Aim: The aim of the present study was to study fusion rates, functional outcome, lumbar lordosis and complications in a RCT design using radiolucent cages and titanium instrumentation.

Materials and methods: 148 patients were bloc randomised to either PLF (72) or ALIF + PLF (76) from April 1996 to February 2000. Inclusion criteria were disc degeneration or spondylolisthesis groups 1 and 2; Age> 20 years and < 65 years. Life quality was assessed pre-operatively, one and two years post-operatively by Dallas Pain Questionnaires and by Back and Leg Pain rating scales from 0 to 10.

Results and discussion: A preliminary follow-up at one year post-op of 56 patients in each group showed no difference in admission or blood loss (921/1008 ml) and peroperative morbidity, although the operation time was significantly longer in the ALIF+ group (mean 219/344 minutes). Sagittal lordosis was restored and maintained in the ALIF+ group (p< 0.01), in contrast to the PLF group. There was no difference in functional outcome. Average back pain lasting 14 days scored 4.5 in each group, and leg pain 3.2 in the ALIF+ group versus 4 in the PLF group (NS). The re-operation rate was significantly higher in PLF after both one and two years with 9% refusion versus no refusion in the ALIF+ group. Global patient satisfaction was equal in both groups: 78% versus 76% at one year and at two years 75% versus 80% in PLF and ALIF+ groups.

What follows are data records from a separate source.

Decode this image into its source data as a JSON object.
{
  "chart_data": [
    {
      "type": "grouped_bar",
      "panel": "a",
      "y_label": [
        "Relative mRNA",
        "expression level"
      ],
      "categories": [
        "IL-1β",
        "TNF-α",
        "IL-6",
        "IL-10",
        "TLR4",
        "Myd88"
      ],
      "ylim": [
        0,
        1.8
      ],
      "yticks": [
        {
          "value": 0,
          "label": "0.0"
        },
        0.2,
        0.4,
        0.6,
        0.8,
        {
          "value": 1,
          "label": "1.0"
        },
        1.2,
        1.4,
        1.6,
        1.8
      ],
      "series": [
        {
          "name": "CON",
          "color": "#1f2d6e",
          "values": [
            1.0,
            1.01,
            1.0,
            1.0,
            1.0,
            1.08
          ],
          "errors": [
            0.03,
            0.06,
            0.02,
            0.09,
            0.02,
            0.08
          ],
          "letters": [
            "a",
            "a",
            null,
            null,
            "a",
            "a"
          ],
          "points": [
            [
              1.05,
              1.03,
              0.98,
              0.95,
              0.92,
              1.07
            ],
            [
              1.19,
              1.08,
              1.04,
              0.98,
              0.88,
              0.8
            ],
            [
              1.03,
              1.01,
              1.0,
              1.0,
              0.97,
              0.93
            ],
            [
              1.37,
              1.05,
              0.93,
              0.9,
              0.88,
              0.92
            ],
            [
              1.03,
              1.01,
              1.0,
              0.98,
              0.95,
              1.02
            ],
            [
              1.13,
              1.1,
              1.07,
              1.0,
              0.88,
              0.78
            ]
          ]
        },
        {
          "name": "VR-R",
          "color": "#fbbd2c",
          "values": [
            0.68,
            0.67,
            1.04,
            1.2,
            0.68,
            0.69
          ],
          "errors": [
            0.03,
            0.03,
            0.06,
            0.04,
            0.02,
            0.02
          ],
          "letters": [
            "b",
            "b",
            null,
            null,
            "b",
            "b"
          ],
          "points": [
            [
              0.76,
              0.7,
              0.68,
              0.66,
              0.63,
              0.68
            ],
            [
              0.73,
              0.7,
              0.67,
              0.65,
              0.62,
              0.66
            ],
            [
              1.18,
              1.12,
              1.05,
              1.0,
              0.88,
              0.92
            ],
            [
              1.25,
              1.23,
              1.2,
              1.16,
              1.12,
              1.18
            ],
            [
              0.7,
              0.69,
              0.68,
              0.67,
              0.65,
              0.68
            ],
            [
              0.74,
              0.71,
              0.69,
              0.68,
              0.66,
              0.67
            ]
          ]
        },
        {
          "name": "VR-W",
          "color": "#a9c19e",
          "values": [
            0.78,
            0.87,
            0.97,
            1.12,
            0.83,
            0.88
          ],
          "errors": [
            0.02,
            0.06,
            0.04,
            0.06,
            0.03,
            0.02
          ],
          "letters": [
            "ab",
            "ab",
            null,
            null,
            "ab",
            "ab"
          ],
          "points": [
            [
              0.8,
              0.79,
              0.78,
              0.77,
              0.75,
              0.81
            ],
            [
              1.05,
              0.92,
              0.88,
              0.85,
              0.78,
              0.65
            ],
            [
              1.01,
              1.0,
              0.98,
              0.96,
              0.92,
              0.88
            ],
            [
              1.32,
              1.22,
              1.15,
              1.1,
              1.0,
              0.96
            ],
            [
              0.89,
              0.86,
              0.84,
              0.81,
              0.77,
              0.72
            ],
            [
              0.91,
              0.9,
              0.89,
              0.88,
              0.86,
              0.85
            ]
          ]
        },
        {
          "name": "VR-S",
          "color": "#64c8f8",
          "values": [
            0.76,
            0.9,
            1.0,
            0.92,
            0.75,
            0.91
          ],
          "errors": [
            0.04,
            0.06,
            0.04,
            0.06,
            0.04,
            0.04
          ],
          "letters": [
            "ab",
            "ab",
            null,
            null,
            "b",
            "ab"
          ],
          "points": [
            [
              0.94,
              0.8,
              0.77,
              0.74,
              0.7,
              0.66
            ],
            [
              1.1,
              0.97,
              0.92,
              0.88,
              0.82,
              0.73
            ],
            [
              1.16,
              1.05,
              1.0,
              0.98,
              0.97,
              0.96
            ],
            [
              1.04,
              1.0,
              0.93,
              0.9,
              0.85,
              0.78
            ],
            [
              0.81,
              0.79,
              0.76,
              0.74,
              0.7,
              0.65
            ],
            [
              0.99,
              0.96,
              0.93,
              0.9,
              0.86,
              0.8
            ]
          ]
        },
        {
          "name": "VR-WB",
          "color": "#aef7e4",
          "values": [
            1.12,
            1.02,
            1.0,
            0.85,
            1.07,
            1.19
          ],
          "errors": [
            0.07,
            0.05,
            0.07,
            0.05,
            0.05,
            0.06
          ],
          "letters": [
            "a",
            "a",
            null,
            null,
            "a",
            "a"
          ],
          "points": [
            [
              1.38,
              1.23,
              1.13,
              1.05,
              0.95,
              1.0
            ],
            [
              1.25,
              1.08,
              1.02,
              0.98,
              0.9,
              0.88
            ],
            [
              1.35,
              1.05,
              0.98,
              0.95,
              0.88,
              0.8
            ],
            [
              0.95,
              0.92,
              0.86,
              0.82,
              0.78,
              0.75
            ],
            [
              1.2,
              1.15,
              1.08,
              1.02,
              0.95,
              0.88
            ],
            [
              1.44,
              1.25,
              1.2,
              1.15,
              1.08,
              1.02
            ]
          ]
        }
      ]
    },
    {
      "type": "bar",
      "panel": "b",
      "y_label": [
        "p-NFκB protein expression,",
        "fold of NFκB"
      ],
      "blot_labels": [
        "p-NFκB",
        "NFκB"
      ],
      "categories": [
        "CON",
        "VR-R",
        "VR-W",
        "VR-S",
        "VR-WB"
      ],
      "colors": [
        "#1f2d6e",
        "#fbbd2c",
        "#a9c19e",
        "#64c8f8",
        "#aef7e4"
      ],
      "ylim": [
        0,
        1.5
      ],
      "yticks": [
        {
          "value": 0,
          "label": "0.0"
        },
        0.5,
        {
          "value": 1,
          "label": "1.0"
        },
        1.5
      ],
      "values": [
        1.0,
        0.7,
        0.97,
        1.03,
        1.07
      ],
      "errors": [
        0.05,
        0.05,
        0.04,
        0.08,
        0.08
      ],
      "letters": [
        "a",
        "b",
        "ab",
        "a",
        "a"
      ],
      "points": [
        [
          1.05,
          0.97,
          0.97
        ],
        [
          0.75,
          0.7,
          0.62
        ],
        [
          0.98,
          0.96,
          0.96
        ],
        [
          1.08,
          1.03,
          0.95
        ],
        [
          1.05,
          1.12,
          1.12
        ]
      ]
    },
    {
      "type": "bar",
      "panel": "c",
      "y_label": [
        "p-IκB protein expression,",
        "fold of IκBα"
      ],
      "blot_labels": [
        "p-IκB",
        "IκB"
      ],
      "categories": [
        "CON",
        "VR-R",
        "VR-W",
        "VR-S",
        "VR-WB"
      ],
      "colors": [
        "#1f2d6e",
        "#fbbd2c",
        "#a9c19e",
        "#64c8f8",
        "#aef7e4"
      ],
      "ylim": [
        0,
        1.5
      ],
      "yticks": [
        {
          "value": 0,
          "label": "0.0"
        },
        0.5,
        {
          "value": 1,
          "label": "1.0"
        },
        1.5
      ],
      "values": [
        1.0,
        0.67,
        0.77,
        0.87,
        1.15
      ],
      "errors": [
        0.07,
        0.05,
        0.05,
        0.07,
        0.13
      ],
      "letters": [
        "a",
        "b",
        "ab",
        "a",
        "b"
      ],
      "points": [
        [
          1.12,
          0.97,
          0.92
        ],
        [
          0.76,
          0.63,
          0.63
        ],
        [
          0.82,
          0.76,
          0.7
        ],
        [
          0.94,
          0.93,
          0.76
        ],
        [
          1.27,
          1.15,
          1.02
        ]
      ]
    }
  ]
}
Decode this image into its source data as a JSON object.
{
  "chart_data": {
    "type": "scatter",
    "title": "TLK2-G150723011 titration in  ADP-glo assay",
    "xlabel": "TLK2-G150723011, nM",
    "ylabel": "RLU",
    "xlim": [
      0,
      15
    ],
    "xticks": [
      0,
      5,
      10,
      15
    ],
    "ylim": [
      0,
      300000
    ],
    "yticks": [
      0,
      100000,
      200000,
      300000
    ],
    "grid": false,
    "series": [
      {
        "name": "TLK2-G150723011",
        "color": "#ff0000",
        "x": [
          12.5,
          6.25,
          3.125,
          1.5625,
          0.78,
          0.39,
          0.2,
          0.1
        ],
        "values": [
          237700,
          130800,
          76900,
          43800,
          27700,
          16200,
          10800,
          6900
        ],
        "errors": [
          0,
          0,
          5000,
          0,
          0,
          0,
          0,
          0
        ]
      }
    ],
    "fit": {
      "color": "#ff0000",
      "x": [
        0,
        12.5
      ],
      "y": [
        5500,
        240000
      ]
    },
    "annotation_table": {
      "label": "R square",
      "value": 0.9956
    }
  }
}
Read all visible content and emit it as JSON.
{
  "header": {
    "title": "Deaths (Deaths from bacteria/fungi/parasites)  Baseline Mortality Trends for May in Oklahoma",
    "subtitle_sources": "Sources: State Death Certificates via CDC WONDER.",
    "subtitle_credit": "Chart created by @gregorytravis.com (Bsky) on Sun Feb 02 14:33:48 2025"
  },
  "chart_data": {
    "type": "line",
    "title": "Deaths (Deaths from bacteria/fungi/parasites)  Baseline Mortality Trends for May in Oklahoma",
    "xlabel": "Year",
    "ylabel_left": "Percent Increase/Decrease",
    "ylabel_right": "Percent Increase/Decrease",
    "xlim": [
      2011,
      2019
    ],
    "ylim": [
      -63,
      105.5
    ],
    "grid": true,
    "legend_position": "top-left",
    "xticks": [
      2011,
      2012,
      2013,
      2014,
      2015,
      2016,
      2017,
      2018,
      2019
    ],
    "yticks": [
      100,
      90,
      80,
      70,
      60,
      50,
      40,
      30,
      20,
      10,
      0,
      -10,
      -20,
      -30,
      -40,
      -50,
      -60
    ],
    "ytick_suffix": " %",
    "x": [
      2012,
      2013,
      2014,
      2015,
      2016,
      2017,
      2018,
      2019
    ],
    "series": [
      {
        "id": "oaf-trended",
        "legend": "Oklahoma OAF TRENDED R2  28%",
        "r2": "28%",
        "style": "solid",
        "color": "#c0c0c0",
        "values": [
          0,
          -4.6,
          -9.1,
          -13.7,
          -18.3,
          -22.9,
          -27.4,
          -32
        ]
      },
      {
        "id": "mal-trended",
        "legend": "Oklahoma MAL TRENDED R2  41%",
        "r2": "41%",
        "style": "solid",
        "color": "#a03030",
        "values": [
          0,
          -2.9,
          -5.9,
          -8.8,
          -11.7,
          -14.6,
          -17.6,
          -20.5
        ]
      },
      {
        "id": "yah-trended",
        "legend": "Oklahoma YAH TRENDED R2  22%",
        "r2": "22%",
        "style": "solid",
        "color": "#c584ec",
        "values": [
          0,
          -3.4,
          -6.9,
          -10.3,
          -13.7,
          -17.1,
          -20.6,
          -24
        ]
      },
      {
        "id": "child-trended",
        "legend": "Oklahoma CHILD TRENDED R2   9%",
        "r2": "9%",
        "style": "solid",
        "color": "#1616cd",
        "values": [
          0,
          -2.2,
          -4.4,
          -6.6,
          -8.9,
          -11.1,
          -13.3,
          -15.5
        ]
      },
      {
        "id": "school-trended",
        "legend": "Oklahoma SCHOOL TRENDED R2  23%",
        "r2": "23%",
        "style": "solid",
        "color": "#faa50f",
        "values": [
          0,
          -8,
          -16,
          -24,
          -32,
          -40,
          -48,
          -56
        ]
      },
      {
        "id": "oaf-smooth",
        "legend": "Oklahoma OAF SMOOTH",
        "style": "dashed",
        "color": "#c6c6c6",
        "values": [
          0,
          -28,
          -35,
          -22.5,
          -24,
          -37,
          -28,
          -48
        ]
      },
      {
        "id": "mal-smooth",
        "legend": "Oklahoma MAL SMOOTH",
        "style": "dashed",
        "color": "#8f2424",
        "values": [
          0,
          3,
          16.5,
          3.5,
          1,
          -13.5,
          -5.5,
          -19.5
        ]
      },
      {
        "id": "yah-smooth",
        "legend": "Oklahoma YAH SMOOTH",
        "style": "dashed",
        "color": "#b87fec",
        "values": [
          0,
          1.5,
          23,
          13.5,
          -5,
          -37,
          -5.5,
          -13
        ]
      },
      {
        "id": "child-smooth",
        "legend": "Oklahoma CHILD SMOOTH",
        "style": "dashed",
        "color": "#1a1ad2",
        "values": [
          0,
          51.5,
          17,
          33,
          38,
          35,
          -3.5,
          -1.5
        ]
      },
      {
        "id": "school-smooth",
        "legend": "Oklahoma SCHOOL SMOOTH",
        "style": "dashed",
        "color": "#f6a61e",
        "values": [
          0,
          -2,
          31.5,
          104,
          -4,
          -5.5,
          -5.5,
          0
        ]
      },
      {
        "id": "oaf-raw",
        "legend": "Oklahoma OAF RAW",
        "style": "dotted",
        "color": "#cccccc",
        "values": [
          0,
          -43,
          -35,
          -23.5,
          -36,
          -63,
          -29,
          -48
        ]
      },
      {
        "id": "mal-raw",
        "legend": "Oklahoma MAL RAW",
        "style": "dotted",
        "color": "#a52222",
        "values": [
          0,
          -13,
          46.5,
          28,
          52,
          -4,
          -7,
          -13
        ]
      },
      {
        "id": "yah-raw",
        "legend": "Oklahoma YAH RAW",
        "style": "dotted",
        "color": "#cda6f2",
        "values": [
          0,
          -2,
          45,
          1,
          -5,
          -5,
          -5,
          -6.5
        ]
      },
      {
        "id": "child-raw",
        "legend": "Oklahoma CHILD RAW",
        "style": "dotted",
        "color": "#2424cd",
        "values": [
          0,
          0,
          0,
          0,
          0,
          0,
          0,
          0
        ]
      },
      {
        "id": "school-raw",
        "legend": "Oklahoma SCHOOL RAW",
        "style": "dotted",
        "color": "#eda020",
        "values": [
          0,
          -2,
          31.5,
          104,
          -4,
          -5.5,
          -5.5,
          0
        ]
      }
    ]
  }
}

Conclusion: ALIF+ fusion demands higher operative resources compared to PLF, however ALIF+ restores lordosis and provides the highest union rate and significantly fewer reoperations. A cost/effectiveness analysis after long-term follow-up may also favour the ALIF+ treatment due to improved lordosis and perhaps less degeneration of adjacent motion segments.